Last Updated on August 12, 2019

Linear regression is a very simple method but has proven to be very useful for a large number of situations.

In this post, you will discover exactly how linear regression works step-by-step. After reading this post you will know:

- How to calculate a simple linear regression step-by-step.
- How to perform all of the calculations using a spreadsheet.
- How to make predictions on new data using your the model.
- A shortcut that greatly simplifies the calculation.

This tutorial was written for developers and does not assume any prior background in mathematics or statistics.

This tutorial was written with the intention that you will follow along in your own spreadsheet, which will help to make the concepts stick.

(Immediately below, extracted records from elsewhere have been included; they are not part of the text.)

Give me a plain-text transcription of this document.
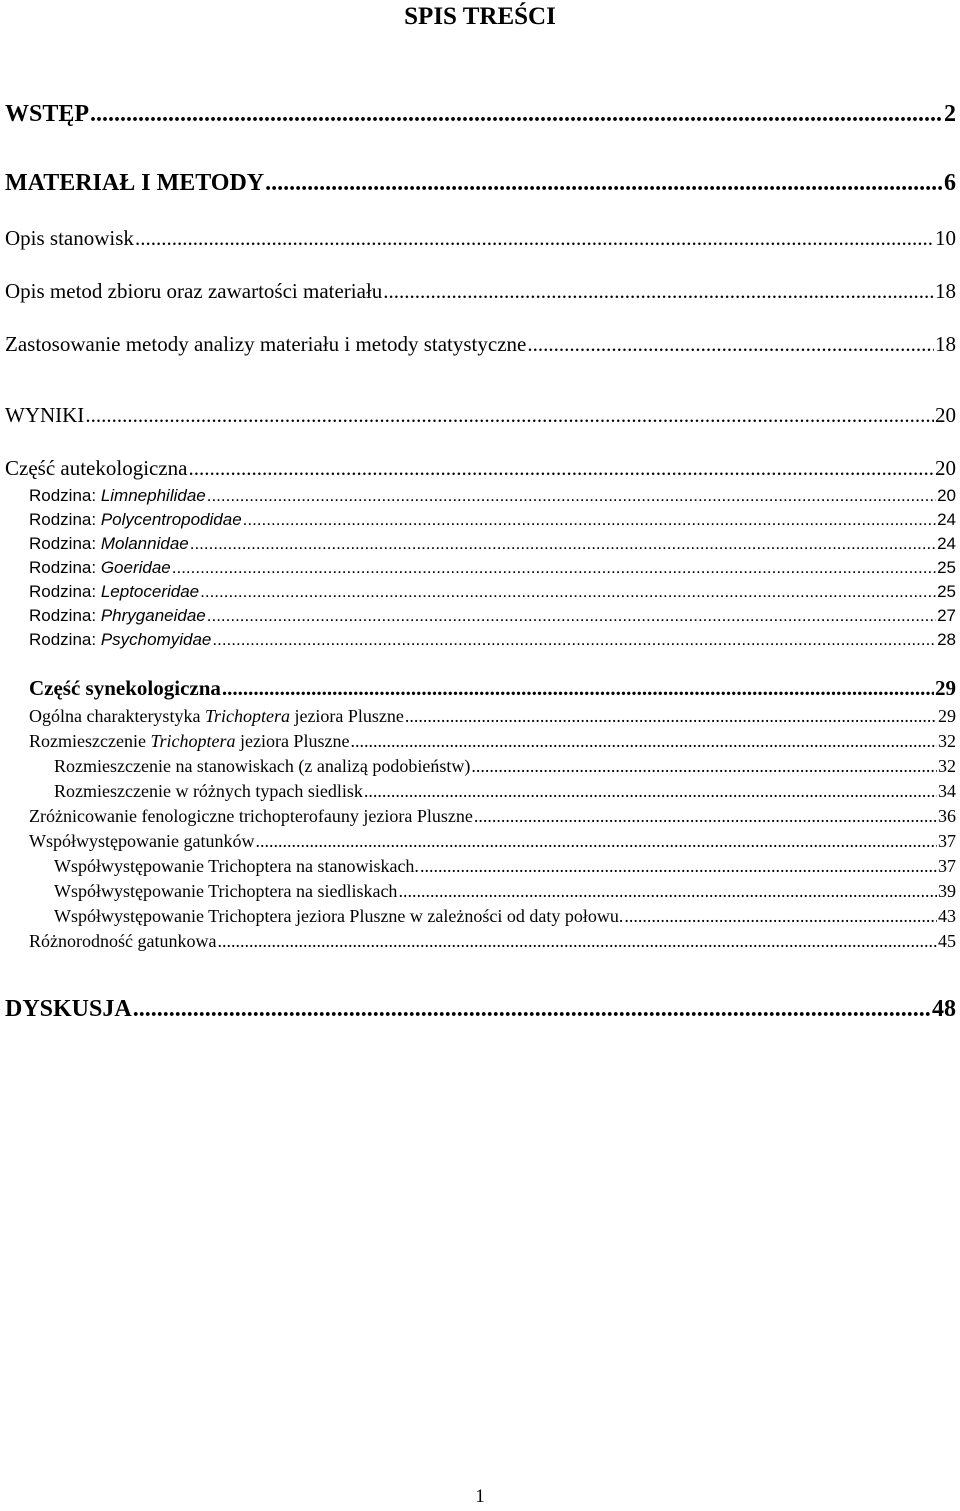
SPIS TREŚCI
WSTĘP .....	2
MATERIAŁ I METODY .....	6
Opis stanowisk .....	10
Opis metod zbioru oraz zawartości materiału .....	18
Zastosowanie metody analizy materiału i metody statystyczne .....	18
WYNIKI .....	20
Część autekologiczna .....	20
Rodzina: Limnephilidae .....	20
Rodzina: Polycentropodidae .....	24
Rodzina: Molannidae .....	24
Rodzina: Goeridae .....	25
Rodzina: Leptoceridae .....	25
Rodzina: Phryganeidae .....	27
Rodzina: Psychomyidae .....	28
Część synekologiczna .....	29
Ogólna charakterystyka Trichoptera jeziora Pluszne .....	29
Rozmieszczenie Trichoptera jeziora Pluszne .....	32
Rozmieszczenie na stanowiskach (z analizą podobieństw) .....	32
Rozmieszczenie w różnych typach siedlisk .....	34
Zróżnicowanie fenologiczne trichopterofauny jeziora Pluszne .....	36
Współwystępowanie gatunków .....	37
Współwystępowanie Trichoptera na stanowiskach. .....	37
Współwystępowanie Trichoptera na siedliskach .....	39
Współwystępowanie Trichoptera jeziora Pluszne w zależności od daty połowu. .....	43
Różnorodność gatunkowa .....	45
DYSKUSJA .....	48
1
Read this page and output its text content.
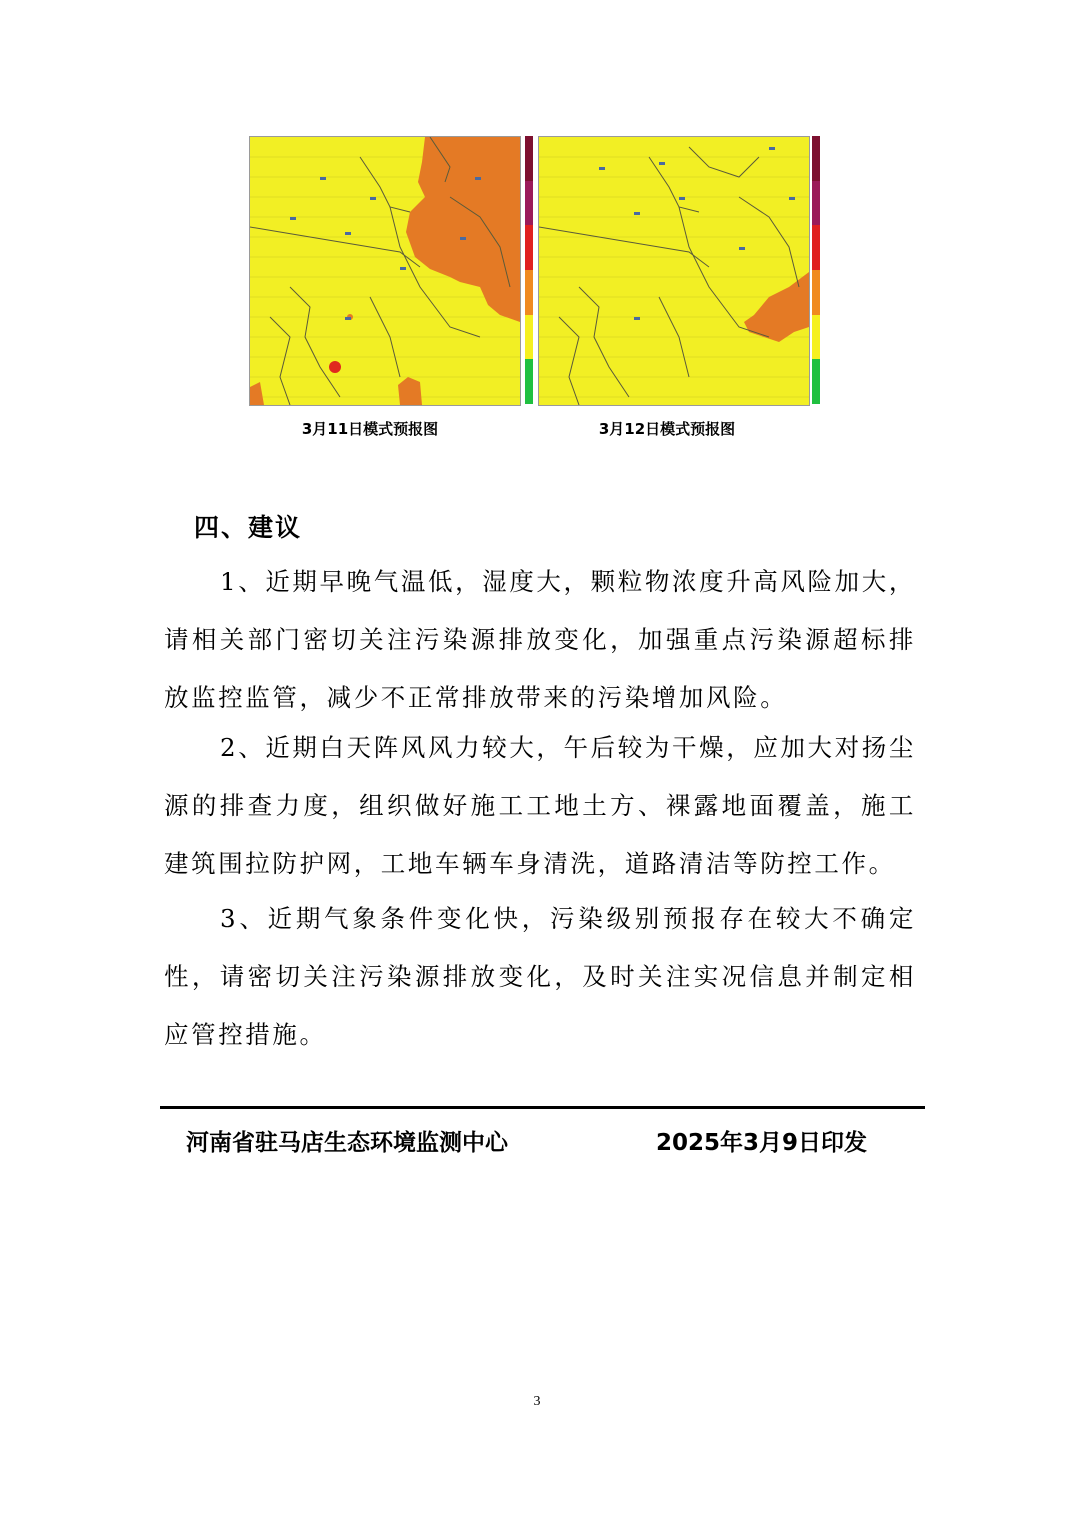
3月11日模式预报图	3月12日模式预报图
四、建议

1、近期早晚气温低，湿度大，颗粒物浓度升高风险加大，请相关部门密切关注污染源排放变化，加强重点污染源超标排放监控监管，减少不正常排放带来的污染增加风险。

2、近期白天阵风风力较大，午后较为干燥，应加大对扬尘源的排查力度，组织做好施工工地土方、裸露地面覆盖，施工建筑围拉防护网，工地车辆车身清洗，道路清洁等防控工作。

3、近期气象条件变化快，污染级别预报存在较大不确定性，请密切关注污染源排放变化，及时关注实况信息并制定相应管控措施。

河南省驻马店生态环境监测中心	2025年3月9日印发
3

Discover how machine learning algorithms work including kNN, decision trees, naive bayes, SVM, ensembles and much more in my new book, with 22 tutorials and examples in excel.

Let’s get started.

**Update #1**: Fixed a bug in the calculation of RMSE.

What You Will Learn

## Tutorial Data Set

The data set we are using is completely made up.

Below is the raw data.

The attribute x is the input variable and y is the output variable that we are trying to predict. If we got more data, we would only have x values and we would be interested in predicting y values.

Below is a simple scatter plot of x versus y.

We can see the relationship between x and y looks kind of linear. As in, we could probably draw a line somewhere diagonally from the bottom left of the plot to the top right to generally describe the relationship between the data.

This is a good indication that using linear regression might be appropriate for this little dataset.

## Get your FREE Algorithms Mind Map

I’ve created a handy mind map of 60+ algorithms organized by type.

Download it, print it and use it.

Also get exclusive access to the machine learning algorithms email mini-course.

## Simple Linear Regression

When we have a single input attribute (x) and we want to use linear regression, this is called simple linear regression.

If we had multiple input attributes (e.g. x1, x2, x3, etc.) This would be called multiple linear regression. The procedure for linear regression is different and simpler than that for multiple linear regression, so it is a good place to start.

In this section we are going to create a simple linear regression model from our training data, then make predictions for our training data to get an idea of how well the model learned the relationship in the data.

With simple linear regression we want to model our data as follows:

y = B0 + B1 * x

This is a line where y is the output variable we want to predict, x is the input variable we know and B0 and B1 are coefficients that we need to estimate that move the line around.

Technically, B0 is called the intercept because it determines where the line intercepts the y-axis. In machine learning we can call this the bias, because it is added to offset all predictions that we make. The B1 term is called the slope because it defines the slope of the line or how x translates into a y value before we add our bias.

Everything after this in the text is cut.